И на блеклом округлом лице мальчика-кролика уже не было той детской непосредственности. Это можно даже было смело назвать озлобленным оскалом или лютой ненавистью.
– Та женщина, – прорычал он, почти плюнув эти слова, глядя ни на Фантазию, а куда-то в сторону. – Это Белая Ведьма! Она постоянно крутиться здесь. Её всё время гонят, но она приходит обратно, как ни в чём не бывало. Всегда молчит и улыбается. Сама Хозяйка не знает, кто она и почему околачивается здесь, но никто её не любит.
Белее чем сам белый цвет. Постоянно ласковая материнская улыбка, светиться мистическим цветом и всегда кажется слепой из-за закрытых, как у мертвеца век.
Почему-то, узнавая о столь далеко не приятных моментах, она не переживала, что возможно её жизнь не была счастливой. Что хорошего в издевательствах и непризнании для ребенка? Она училась в Оксфорде, потому что была очень умна. Её признавали учителя и сама академия, о которой многие дети могут лишь мечтать. Но именно дети по какой-то причине не признавали её. Травили, пытаясь выжить из этих стен.
– Потому что она была внешне и душевно неизлечима больна. – Ответил кто-то как человек читающий книгу. И этот кто-то уже зная всю её историю на перед сейчас говорил с ней. – Люди видели и чувствовали её отличие от того чурались в не любви к ней.
В её жизни немалую роль сыграла и Ведьма. Ведьма говорила с ней в зеркалах о всех возможных темах, однако больше всего они рассуждали о счастье, которого у больной девочки не было. Возможно, Ведьму порадела болезнь. Но Ведьма породила в ней уверенность в будущем. Счастье пусть и без людей.

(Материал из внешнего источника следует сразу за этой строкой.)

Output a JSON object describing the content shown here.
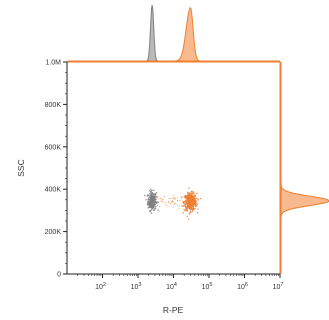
{
  "chart_data": {
    "type": "scatter",
    "title": "",
    "xlabel": "R-PE",
    "ylabel": "SSC",
    "x_scale": "log",
    "xlim": [
      10,
      10000000
    ],
    "ylim": [
      0,
      1000000
    ],
    "x_ticks": [
      {
        "value": 100,
        "base": "10",
        "exp": "2"
      },
      {
        "value": 1000,
        "base": "10",
        "exp": "3"
      },
      {
        "value": 10000,
        "base": "10",
        "exp": "4"
      },
      {
        "value": 100000,
        "base": "10",
        "exp": "5"
      },
      {
        "value": 1000000,
        "base": "10",
        "exp": "6"
      },
      {
        "value": 10000000,
        "base": "10",
        "exp": "7"
      }
    ],
    "y_ticks": [
      {
        "value": 0,
        "label": "0"
      },
      {
        "value": 200000,
        "label": "200K"
      },
      {
        "value": 400000,
        "label": "400K"
      },
      {
        "value": 600000,
        "label": "600K"
      },
      {
        "value": 800000,
        "label": "800K"
      },
      {
        "value": 1000000,
        "label": "1.0M"
      }
    ],
    "grid": false,
    "legend": "none",
    "colors": {
      "unstained": "#808080",
      "stained": "#f07f2f",
      "frame": "#f07f2f",
      "axis": "#222222"
    },
    "series": [
      {
        "color": "#808080",
        "x_center": 2500,
        "x_spread_log10": 0.06,
        "y_center": 345000,
        "y_spread": 22000
      },
      {
        "color": "#f07f2f",
        "x_center": 30000,
        "x_spread_log10": 0.09,
        "y_center": 340000,
        "y_spread": 20000
      }
    ],
    "top_histograms": [
      {
        "color": "#808080",
        "peak_x": 2500,
        "peak_height": 1.0
      },
      {
        "color": "#f07f2f",
        "peak_x": 30000,
        "peak_height": 0.95
      }
    ],
    "right_histogram": {
      "color": "#f07f2f",
      "peak_y": 345000,
      "peak_width": 1.0
    }
  }
}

Однако, что же случилось потом? Дети стали пропадать в Оксфорде, кого-то находили мёртвыми, некоторых не находили вообще. Была ли виновата Ведьма? Она говорила об этом с высоким мужчиной в форме, сидя на стульчике:
– Их украла Ведьма, потому что они смеялись надо мной.
Потом смеялись сами мужчины. Ни в голос, но глазами. Перед ними был маленький ребенок, ничего не знающий о реальной жизни, её кошмарах, чудовищах в человеческих масках и тем, что ждало её во взрослой стадии нового этапа.
Разгадка была ещё слишком далеко. Фантазия перестала думать, возвращаясь в ту реальность, куда попадаешь лишь во снах. Это место дало ей другую жизнь, значит, даст и ответы.